Chicago’s gun range regulations ban, among other things, anyone younger
than 18 from going to a shooting range within city limits. Yesterday’s 7th Circuit opinion in Ezell v. City of Chicago, written by Judge Diane Sykes, joined by Judge Michael Kanne and largely agreed with by Judge Ilana Rovner, struck that down:
Just how bad did Chicago get spanked?
The City staked most of its case on the categorical argument and made
little effort to justify prohibiting older adolescents and teens from
engaging in supervised target practice at a range. Its rationale rests
largely on an argument from “common sense” about public safety and the
safety of children.

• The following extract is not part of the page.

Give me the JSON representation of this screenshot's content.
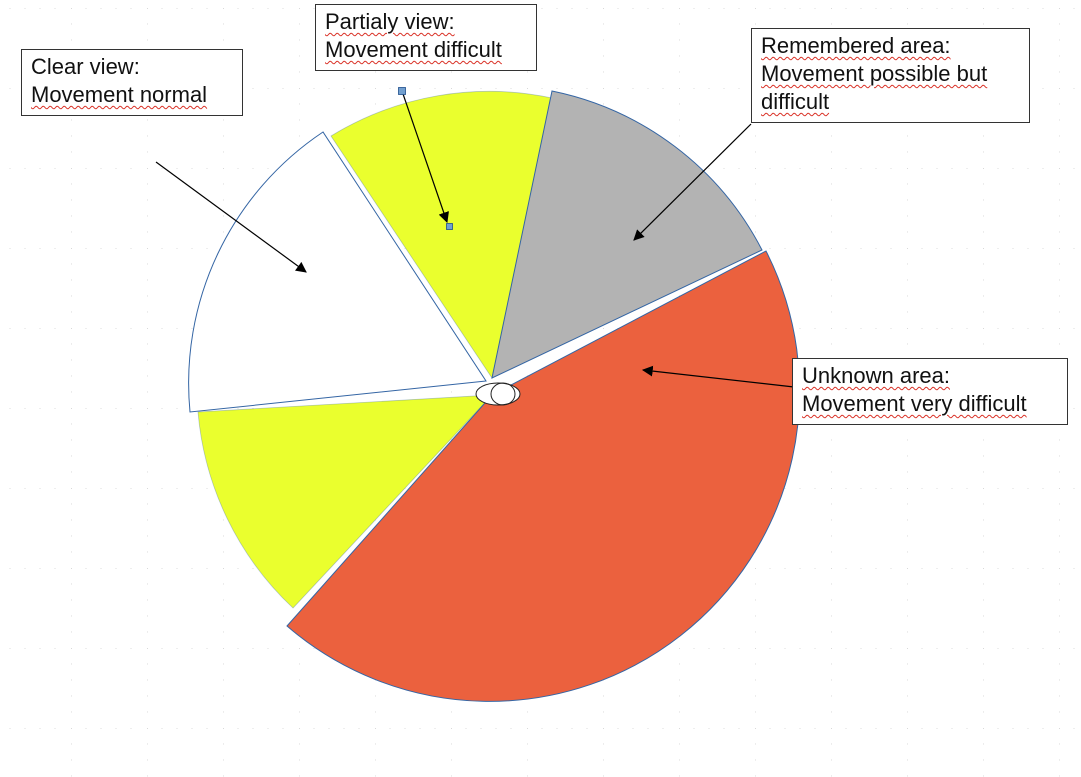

Yet even common sense does not lie with the City.
In
what must have come as a surprise to the City, Commissioner Krimbel,
the City’s own witness on this subject, actually agreed with the
plaintiffs’ attorney that banning anyone under 18 from entering a
shooting range goes too far and extends beyond legitimate safety
concerns. Here’s a taste: “I will give you this: I believe [the age
restriction] is inartfully drafted because it seem[s] clear to me that
the purpose of it is to not have kids running around unsupervised.” And
this: “[Y]ou might want to draft that a little bit differently” because
shooting ranges are a “good place” to teach a youngster “how to fire a
rifle.” And this: “In fact, my own son took a shooting class when he was
12, so I’m well aware of the fact it’s okay to teach a young person how
to shoot a gun properly.” Commissioner Krimbel also conceded that the
City lacked any data or empirical evidence to justify its blanket
no-one-under-18 rule.
That's because there is none; this was based on "We do not like it, so it must be banned." Which isn't exactly a legal argument.